In China, a country that values tradition and respect for its elders, a new law allowing seniors to take their children to court for neglect might appear out of place.
However, the Elderly Rights Law, which came into effect in July, has struck a chord at a time when the world's second-largest economy is grappling with a fast-aging population.
"I saw about [the new law] on TV – I can now sue my own children if they don't come and visit me!," says Chen Jianguo, a 72-year old retiree living in Beijing, China's capital city.
(Read more: Aging in Asia: A CNBC Special Report)
"I think there needs to be a law like this. Young people these days… I'm very disappointed, so many old people spend their time alone," he added.
The United Nations expects more than a quarter of China's population to be over the age of 65 by 2050. It forecasts the population, currently at about 1.35 billion, to peak in 2030.
A one-child policy introduced in 1979 has contributed to falling birth rates, while life expectancy, aided by a boom in the economy, has risen.
"From an economic perspective, the elderly rights law highlights some of the tremendous pressures that China is facing because society is aging more rapidly than we are probably seeing any other society age," said Frederic Neumann, HSBC's Co-Head of Asian Economics Research.
(Read more: China will get old before it gets rich)
"An aging population is a real economic challenge, not just in terms of financing care for the elderly but how to sustain economic growth overall, given that the working-age population continues to shrink," he said.
China, together with Asian peers Hong Kong and South Korea, will see its labor force shrink over the next decade, says Bank of America Merrill Lynch (BoAML).
It expects the median age in China to rise to 42.1 by 2030 from 34.6 in 2010. Compare that with Asian rival India, which BoAML expects to have a median age of 31.3 by 2030.
(Read more: India braces for unprecedented 'silver tsunami')
Analysts say a few reasons help explain why neglect of the elderly has become an issue in China.
Migration into cities has meant many Chinese live away from their parents, making it harder to fulfill that traditional role of caring for the elderly, while the one-child policy has increased the financial burden for one person to look after two aging parents.
(Read more: The aging in Asia face a decade like no other)
"Children do not stay in the same city so they don't look after their parents and many move around constantly, some are even overseas which is making it even harder," said Liu Chengji, a former university professor and librarian before he retired.
The International Labor Organization says that China has the most extensive internal migration in the world.

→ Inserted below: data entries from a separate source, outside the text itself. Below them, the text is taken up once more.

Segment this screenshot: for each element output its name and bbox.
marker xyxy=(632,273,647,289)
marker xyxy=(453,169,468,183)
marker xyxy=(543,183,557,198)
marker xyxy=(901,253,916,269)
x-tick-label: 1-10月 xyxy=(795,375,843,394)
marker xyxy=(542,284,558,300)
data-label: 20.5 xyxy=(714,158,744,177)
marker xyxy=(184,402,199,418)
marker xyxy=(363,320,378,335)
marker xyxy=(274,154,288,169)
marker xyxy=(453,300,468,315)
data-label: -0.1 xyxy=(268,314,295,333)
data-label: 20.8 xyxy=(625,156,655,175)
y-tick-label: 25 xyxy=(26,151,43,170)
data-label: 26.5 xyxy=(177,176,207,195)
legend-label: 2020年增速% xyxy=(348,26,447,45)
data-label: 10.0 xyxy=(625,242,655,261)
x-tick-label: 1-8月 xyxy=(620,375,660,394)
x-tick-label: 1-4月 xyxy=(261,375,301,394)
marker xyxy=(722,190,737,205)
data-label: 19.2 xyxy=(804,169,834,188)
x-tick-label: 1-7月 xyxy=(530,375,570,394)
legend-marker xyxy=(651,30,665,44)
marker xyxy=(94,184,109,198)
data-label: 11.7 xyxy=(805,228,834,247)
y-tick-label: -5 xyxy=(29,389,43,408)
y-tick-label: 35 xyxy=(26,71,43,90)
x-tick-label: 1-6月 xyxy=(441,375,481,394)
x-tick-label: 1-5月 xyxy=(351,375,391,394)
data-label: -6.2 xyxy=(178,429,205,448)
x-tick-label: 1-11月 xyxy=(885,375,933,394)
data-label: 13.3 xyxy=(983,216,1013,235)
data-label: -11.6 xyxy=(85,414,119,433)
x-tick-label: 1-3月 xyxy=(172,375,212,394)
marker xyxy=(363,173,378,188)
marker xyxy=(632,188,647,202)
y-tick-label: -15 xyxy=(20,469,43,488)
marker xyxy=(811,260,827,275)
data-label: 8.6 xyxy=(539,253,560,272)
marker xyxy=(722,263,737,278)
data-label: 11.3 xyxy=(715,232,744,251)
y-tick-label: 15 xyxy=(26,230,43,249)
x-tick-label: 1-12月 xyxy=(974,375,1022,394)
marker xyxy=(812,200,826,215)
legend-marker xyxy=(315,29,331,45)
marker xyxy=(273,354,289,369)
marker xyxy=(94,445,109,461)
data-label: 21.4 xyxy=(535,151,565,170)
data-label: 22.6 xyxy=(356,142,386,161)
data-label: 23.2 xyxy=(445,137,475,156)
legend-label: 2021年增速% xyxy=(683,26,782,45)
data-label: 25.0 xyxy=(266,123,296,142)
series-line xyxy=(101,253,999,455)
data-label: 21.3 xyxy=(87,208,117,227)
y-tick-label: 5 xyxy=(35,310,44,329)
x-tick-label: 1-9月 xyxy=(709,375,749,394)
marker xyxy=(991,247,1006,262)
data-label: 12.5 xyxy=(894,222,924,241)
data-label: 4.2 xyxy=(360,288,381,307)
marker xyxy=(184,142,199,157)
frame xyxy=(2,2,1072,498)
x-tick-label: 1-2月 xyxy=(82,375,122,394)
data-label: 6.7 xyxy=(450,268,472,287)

Earlier this year, Chinese media reported that the number of workers who left their villages last year amounted to 210, 610 migrants – 3.9 percent more than in 2011.
Time to sue?
The modernization of China's economy is also blamed for eroding traditional values such as caring for elderly family members.
(Read more: Retirement homes are no longer taboo in Asia)
"China has always stressed the need to love, respect and take care of your parents. But now, some young people are so mean," said Wang Feng, a 66-year old woman, who has two grown-up sons who she says sometimes forget to call or visit. "It's all about money, money and more money."
HSBC's Neumann says China's government is not just trying to put the onus onto the children of seniors when it comes to an aging society. He points out that since the mid-2000s, the state has taken important steps such as establishing a pension system, although more needs to be done to make services such as health care more accessible.
And while the new elderly rights law has come under some criticism, for some members of China's elderly population, the importance of the new law is the message it sends.
Asked whether she would sue her children for neglect under the new law, Wang had this warning: "I would like to have full-time care and support but I know this is hard, so what I want is a phone call every now and then a visit. If I get disappointed, I'll sue you to teach you a very important lesson."